I am pleased to present this guest post from Father Steven LaBaire, pastor of Holy Family Parish in Worcester, MA.
In preparation for mass this Sunday:
In the ancient world, the journey up a mountain often symbolized “enlightenment” or “seeing” things in a “new” or different way from previously. In this Sunday’s gospel, Jesus takes his students (disciples) up a very high mountain. (Mark 9:2-10)
There they see Jesus in a completely different “light.” He is “transfigured” before their eyes. They begin to understand this rabbi from Nazareth as much more than just a very wise teacher. He is the one who reveals our ultimate destiny and that world beyond what our eyes can see.

Lent is a season inviting us to “see” things in a new and different way; perhaps in ways we’ve never contemplated before.
How do envision your life? Do you see it as a series of goals to reach and tasks to fulfill daily? Could you look at it in a different way: an amazing pilgrimage revealing at different stages and seasons different gifts and insights?
How do you look at your death? Do you view it with dread as the cruel ending to our brief stay here on earth? Or, could you gaze upon it as a horizon beyond which is beauty and love beyond imagining?
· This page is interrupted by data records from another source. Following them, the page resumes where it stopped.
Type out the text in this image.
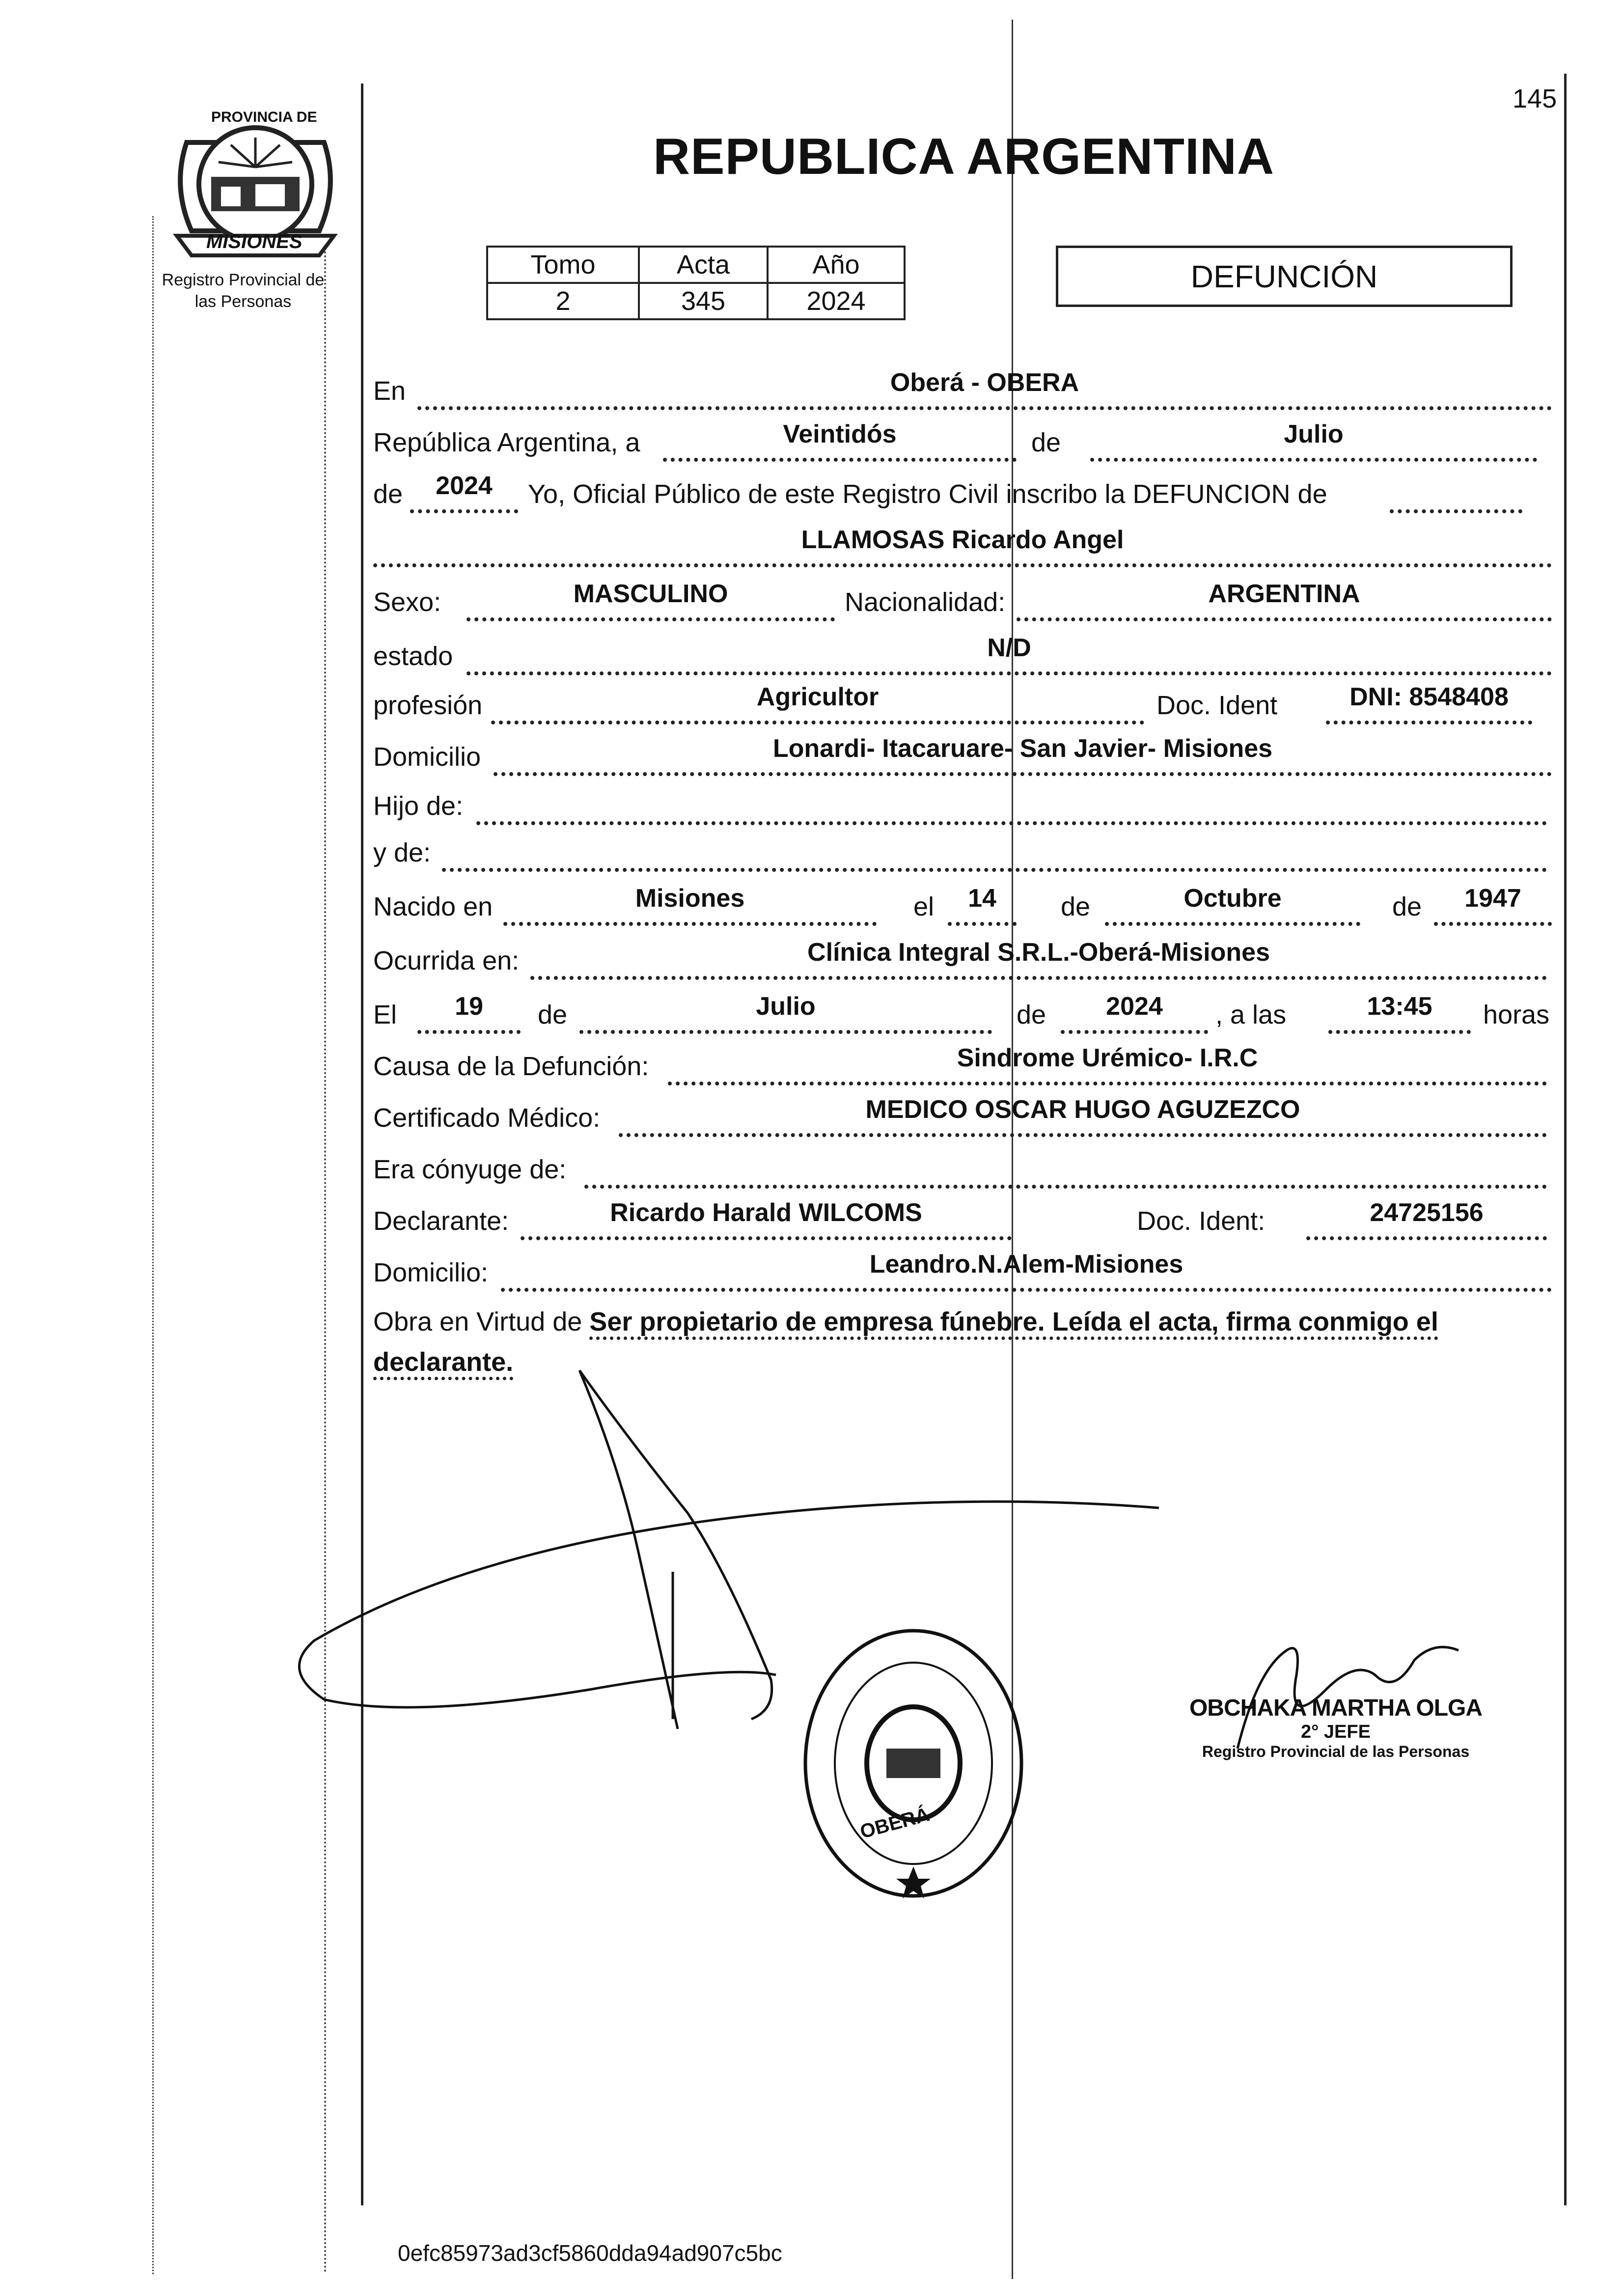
PROVINCIA DE
MISIONES
Registro Provincial de
las Personas
145
REPUBLICA ARGENTINA
Tomo	Acta	Año
2	345	2024
DEFUNCIÓN
En	Oberá - OBERA
República Argentina, a	Veintidós	de	Julio
de	2024	Yo, Oficial Público de este Registro Civil inscribo la DEFUNCION de
LLAMOSAS Ricardo Angel
Sexo:	MASCULINO	Nacionalidad:	ARGENTINA
estado	N/D
profesión	Agricultor	Doc. Ident	DNI: 8548408
Domicilio	Lonardi- Itacaruare- San Javier- Misiones
Hijo de:
y de:
Nacido en	Misiones	el	14	de	Octubre	de	1947
Ocurrida en:	Clínica Integral S.R.L.-Oberá-Misiones
El	19	de	Julio	de	2024	, a las	13:45	horas
Causa de la Defunción:	Sindrome Urémico- I.R.C
Certificado Médico:	MEDICO OSCAR HUGO AGUZEZCO
Era cónyuge de:
Declarante:	Ricardo Harald WILCOMS	Doc. Ident:	24725156
Domicilio:	Leandro.N.Alem-Misiones
Obra en Virtud de Ser propietario de empresa fúnebre. Leída el acta, firma conmigo el declarante.
OBERÁ
OBCHAKA MARTHA OLGA
2° JEFE
Registro Provincial de las Personas
0efc85973ad3cf5860dda94ad907c5bc
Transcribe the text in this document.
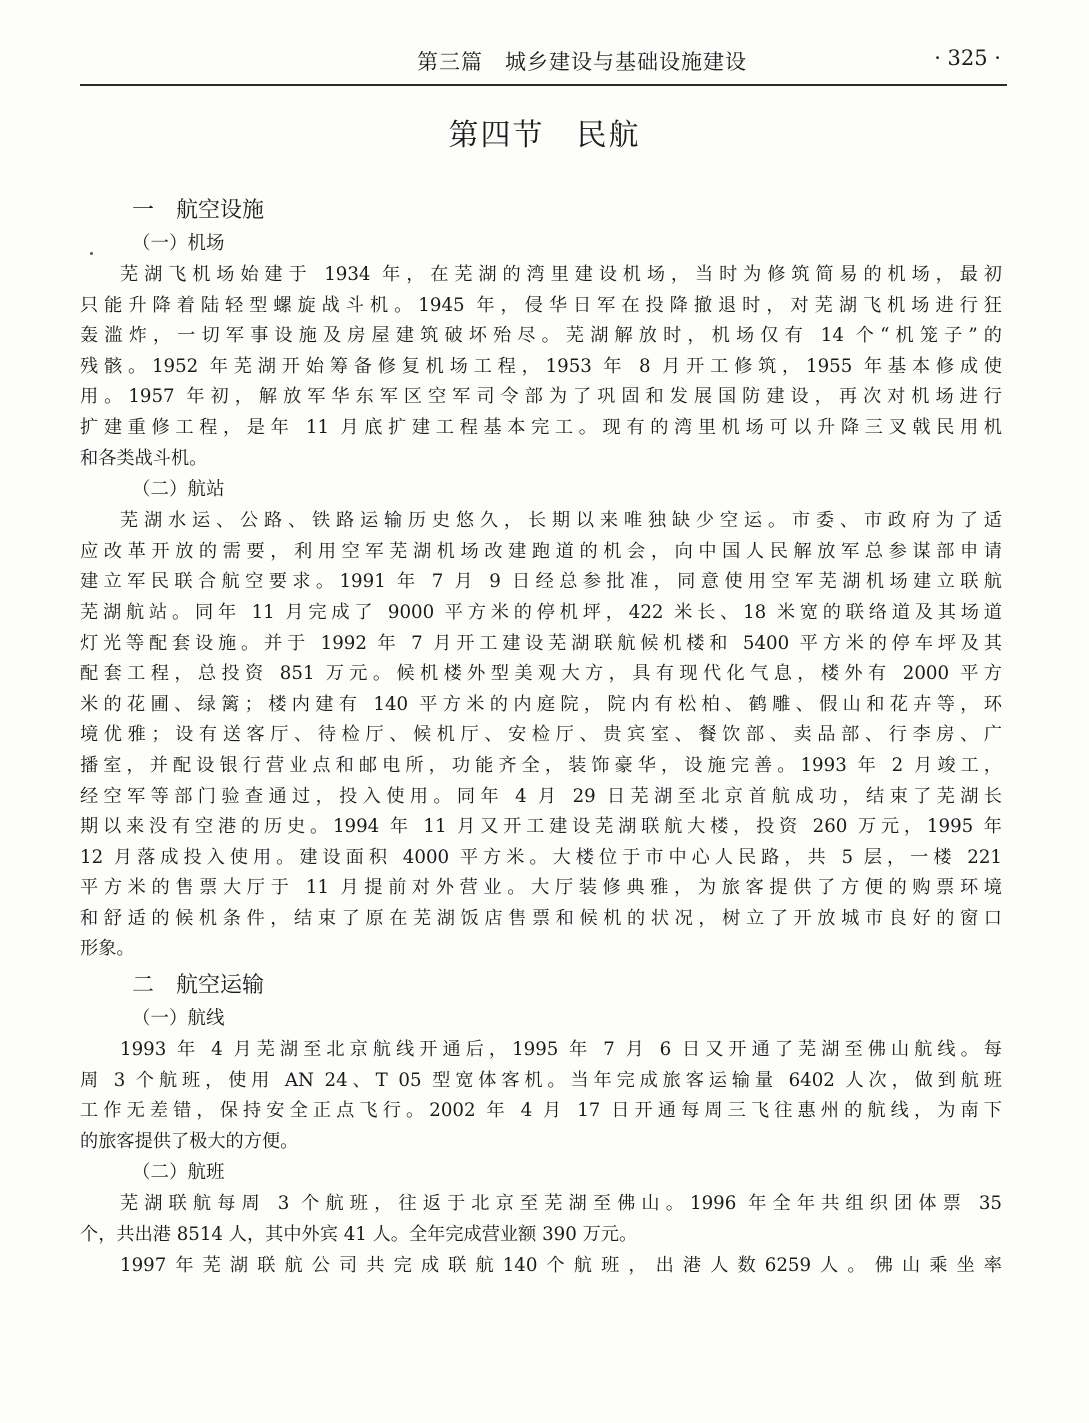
第三篇　城乡建设与基础设施建设	· 325 ·
第四节　民航
一　航空设施
（一）机场

芜湖飞机场始建于 1934 年，在芜湖的湾里建设机场，当时为修筑简易的机场，最初
只能升降着陆轻型螺旋战斗机。1945 年，侵华日军在投降撤退时，对芜湖飞机场进行狂
轰滥炸，一切军事设施及房屋建筑破坏殆尽。芜湖解放时，机场仅有 14 个“机笼子”的
残骸。1952 年芜湖开始筹备修复机场工程，1953 年 8 月开工修筑，1955 年基本修成使
用。1957 年初，解放军华东军区空军司令部为了巩固和发展国防建设，再次对机场进行
扩建重修工程，是年 11 月底扩建工程基本完工。现有的湾里机场可以升降三叉戟民用机
和各类战斗机。

（二）航站

芜湖水运、公路、铁路运输历史悠久，长期以来唯独缺少空运。市委、市政府为了适
应改革开放的需要，利用空军芜湖机场改建跑道的机会，向中国人民解放军总参谋部申请
建立军民联合航空要求。1991 年 7 月 9 日经总参批准，同意使用空军芜湖机场建立联航
芜湖航站。同年 11 月完成了 9000 平方米的停机坪，422 米长、18 米宽的联络道及其场道
灯光等配套设施。并于 1992 年 7 月开工建设芜湖联航候机楼和 5400 平方米的停车坪及其
配套工程，总投资 851 万元。候机楼外型美观大方，具有现代化气息，楼外有 2000 平方
米的花圃、绿篱；楼内建有 140 平方米的内庭院，院内有松柏、鹤雕、假山和花卉等，环
境优雅；设有送客厅、待检厅、候机厅、安检厅、贵宾室、餐饮部、卖品部、行李房、广
播室，并配设银行营业点和邮电所，功能齐全，装饰豪华，设施完善。1993 年 2 月竣工，
经空军等部门验查通过，投入使用。同年 4 月 29 日芜湖至北京首航成功，结束了芜湖长
期以来没有空港的历史。1994 年 11 月又开工建设芜湖联航大楼，投资 260 万元，1995 年
12 月落成投入使用。建设面积 4000 平方米。大楼位于市中心人民路，共 5 层，一楼 221
平方米的售票大厅于 11 月提前对外营业。大厅装修典雅，为旅客提供了方便的购票环境
和舒适的候机条件，结束了原在芜湖饭店售票和候机的状况，树立了开放城市良好的窗口
形象。

二　航空运输
（一）航线

1993 年 4 月芜湖至北京航线开通后，1995 年 7 月 6 日又开通了芜湖至佛山航线。每
周 3 个航班，使用 AN 24、T 05 型宽体客机。当年完成旅客运输量 6402 人次，做到航班
工作无差错，保持安全正点飞行。2002 年 4 月 17 日开通每周三飞往惠州的航线，为南下
的旅客提供了极大的方便。

（二）航班

芜湖联航每周 3 个航班，往返于北京至芜湖至佛山。1996 年全年共组织团体票 35
个，共出港 8514 人，其中外宾 41 人。全年完成营业额 390 万元。

1997年芜湖联航公司共完成联航140个航班，出港人数6259人。佛山乘坐率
How do you see the Church? As a centuries-old organization trying to maintain commandments and rituals? What would it be like think of the Church as a community of apprentices, striving to learn, struggling to love as Jesus taught? What would it be like to regard each apprentice as unconditionally loved, thoroughly loved…even when he or she messes up big-time, no matter whether the apprentice is young or old, a hair- dresser, an executive or a bishop?
How would things change for you, if you asked for the grace to see things in a new light? Are you open to taking a “hike” up the mountain to new insight?
The journey (each day) might become infinitely richer and beautiful.